I know the above list doesn’t cover everything that you should do to keep your computer safe, but I think it’s a good start.

If you’re a regular to Geek News Central, you most likely know what to do and what not to do to be safe. Do your family and friends a favor and send them a link to this post or, at the very least, talk to them about how to be safe on the Internet.

73’s, Tom


Real or Imagined Threats?

Some news reports out today are leading the public to believe that the April 1st threat of Conficker has been a whole lot of nothing. Yes, the worm had a trigger date to take over machines on the 1st, and for machines that weren’t protected, that takeover happened. I’m currently working with a friend of my son’s on one of the computers in her household that ended up being infected with Conficker. For most people, because their machines were patched and their virus programs up to date, no problems were noted.

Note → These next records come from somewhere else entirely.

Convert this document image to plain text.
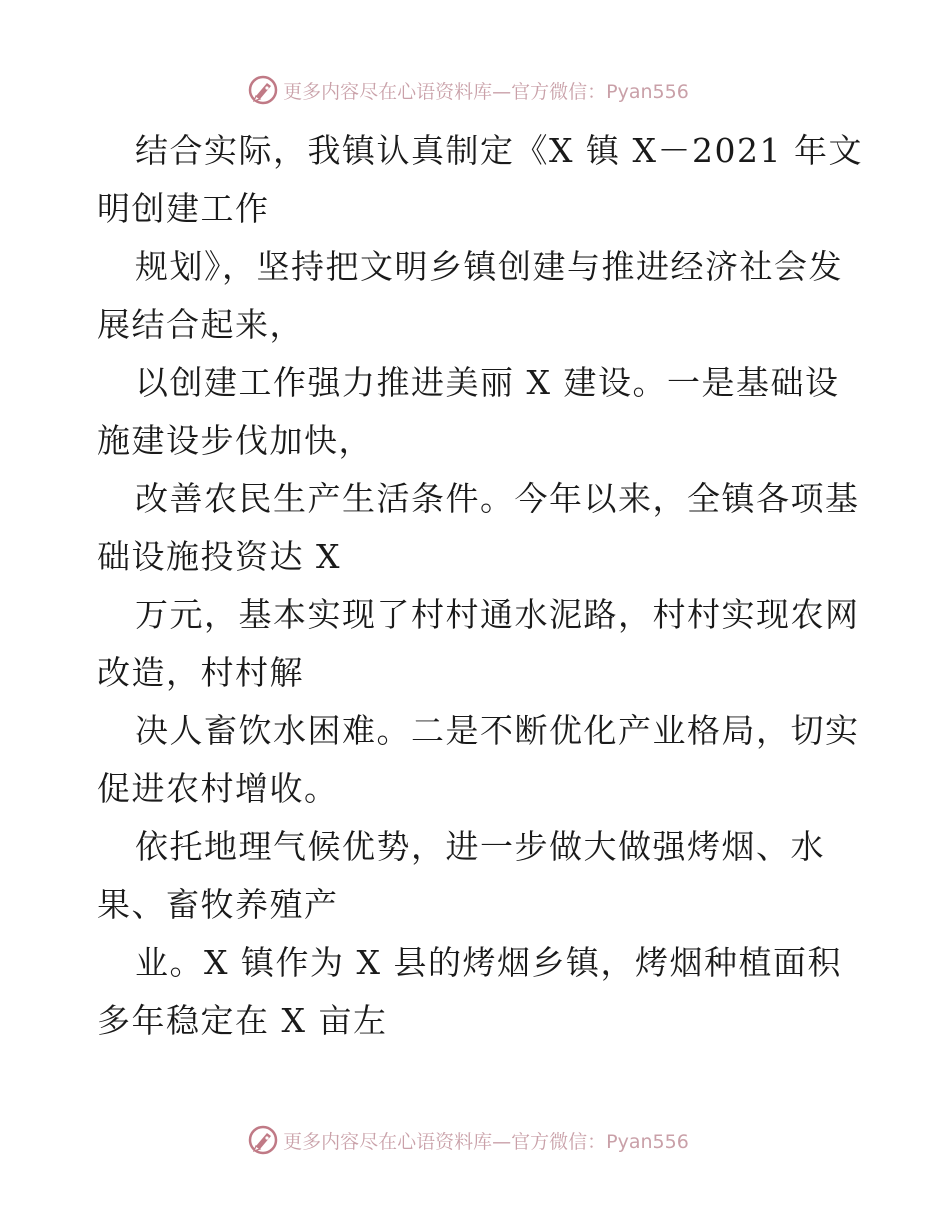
更多内容尽在心语资料库—官方微信：Pyan556

结合实际，我镇认真制定《X 镇 X－2021 年文
明创建工作

规划》，坚持把文明乡镇创建与推进经济社会发
展结合起来，

以创建工作强力推进美丽 X 建设。一是基础设
施建设步伐加快，

改善农民生产生活条件。今年以来，全镇各项基
础设施投资达 X

万元，基本实现了村村通水泥路，村村实现农网
改造，村村解

决人畜饮水困难。二是不断优化产业格局，切实
促进农村增收。

依托地理气候优势，进一步做大做强烤烟、水
果、畜牧养殖产

业。X 镇作为 X 县的烤烟乡镇，烤烟种植面积
多年稳定在 X 亩左

更多内容尽在心语资料库—官方微信：Pyan556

So of course follows lots of commentary about how everything was blown out of proportion, ala Y2K.

I completely disagree. In my mind, it is because of the publicity and news reports that the Conficker worm had less purchase and effect overall. People were paying attention, and they were making sure their machines were clean. If they didn’t know how, they tagged a geek who did, and made sure they were ready for this particular threat. Just because we were prepared for the threat doesn’t mean it was any less of a threat. There are still machines out there that are infected and will need to be addressed, but I believe the threat is a whole lot lower mainly because people were aware and doing what the needed to do to keep from being infected.

I know, sometimes to the rest of the world we geeks are running around hollaring about viruses and worms and oh-my-gosh-it’s-the-end-of-the-world, but the fact is, if we didn’t take these things seriously, there’d be even worse threats and worse infections turning machines into zombies for us.

This weekend I imagine I’ll spend a couple of hours trying to come up with a fix for my son’s friend’s machine. I’d rather have talked to a few people about the worm and how they should be protecting themselves, than spending my weekends and evenings fixing problems that could have been avoided with a little prevention.

Of course, on this blog, I’m preaching to the choir, aren’t I?